Lorsque j’ai découvert cet endroit, en janvier 2006, je considérais déjà que la grande escroquerie du système capitaliste était de réduire le concept de liberté à l’acte de consommation, cependant je n’imaginais pas trouver un endroit qui exprime cette idée avec autant d’évidence, de but en blanc : la liberté trônait au milieu des magasins et des camions de marchandises ; telle était sa place légitime. Et sûrement rares étaient les personnes qui y trouvaient à redire.
Tandis que je faisais le tour du rond-point et consommais cette incroyable obscénité, j’arrivai sur un embranchement moins éclairé où quelques prostituées attendaient. Telle était leur place également. Et c’est pour elles que j’éprouvai de la compassion.
28 mars 2007
Commission européenne
Le Berlaymont est le bâtiment bruxellois qui accueille la Commission européenne. Je l’ai photographié en mai 2005. Il restait trente jours de campagne avant le référendum sur l’adoption du traité constitutionnel européen ; j’avais décidé de voter « non ».

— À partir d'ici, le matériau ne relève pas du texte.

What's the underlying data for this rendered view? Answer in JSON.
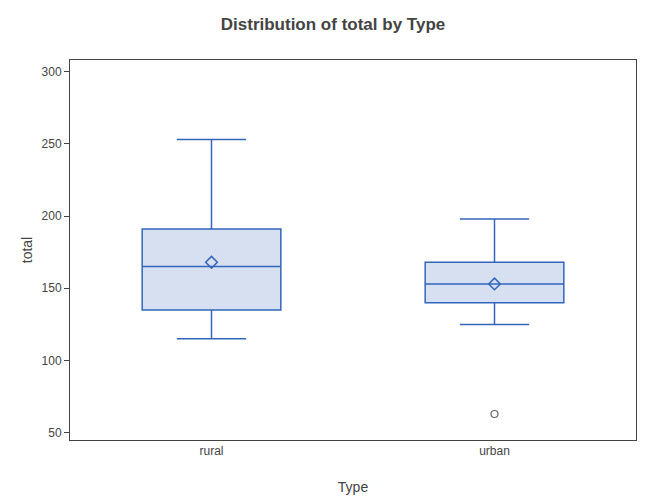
{
  "chart_data": {
    "type": "box",
    "title": "Distribution of total by Type",
    "xlabel": "Type",
    "ylabel": "total",
    "categories": [
      "rural",
      "urban"
    ],
    "boxes": [
      {
        "q1": 135,
        "median": 165,
        "q3": 191,
        "whislo": 115,
        "whishi": 253,
        "mean": 168,
        "fliers": []
      },
      {
        "q1": 140,
        "median": 153,
        "q3": 168,
        "whislo": 125,
        "whishi": 198,
        "mean": 153,
        "fliers": [
          63
        ]
      }
    ],
    "color": "#3366bb",
    "ylim": [
      45,
      308
    ],
    "yticks": [
      50,
      100,
      150,
      200,
      250,
      300
    ],
    "grid": false
  }
}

En découvrant ce bâtiment dont l’architecture n’était que grilles, je ressentis un certain malaise, comme un grincement de dents. On aurait dit une forteresse, le château de Kafka. C’était une confirmation sensible des dérives du projet européen. C’était également grossier et caricatural, comme un décor de film apocalyptique — pour de faux.
Et l’Europe comme symbole d’un continent uni et pacifié, terre des Droits de l’Homme et de la liberté, l’Europe n’existait plus. Seule cette structure de métal et de béton subsistait ; elle était traversée de longs couloirs bordés de bureaux et de salles de réunion — où transitaient des personnes similaires et sans chair.
À travers de grandes baies vitrées, je pouvais voir le rez-de-chaussée du bâtiment. Derrière des comptoirs, des hôtesses en uniforme étaient immobiles. Je vis également les barrières successives et les contrôles de sécurité que j’allais passer en entrant.
En entrant par une énorme porte automatique aussi opaque que blanche.
10 juillet 2005
Toulouse
Toulouse, lumière orangée, murs de brique, rose jusqu'aux pieds qui, sur tapis délavé, slaloment entre les crottes. Je n'aime pas cette ville, a priori. La chaleur qui s'affiche, comme dans toutes les villes du sud de la France, révèle, avec une amère obscénité, l'austérité — ou plutôt l'ennui : perpétuelle légèreté.
Lourdeur, également, du soleil sur les épaules et la tête. Cette ville narcissique ne se laisse photographier que dorée, rayonnante, comme une jolie fille qui sourit tout le temps, du persil entre les dents.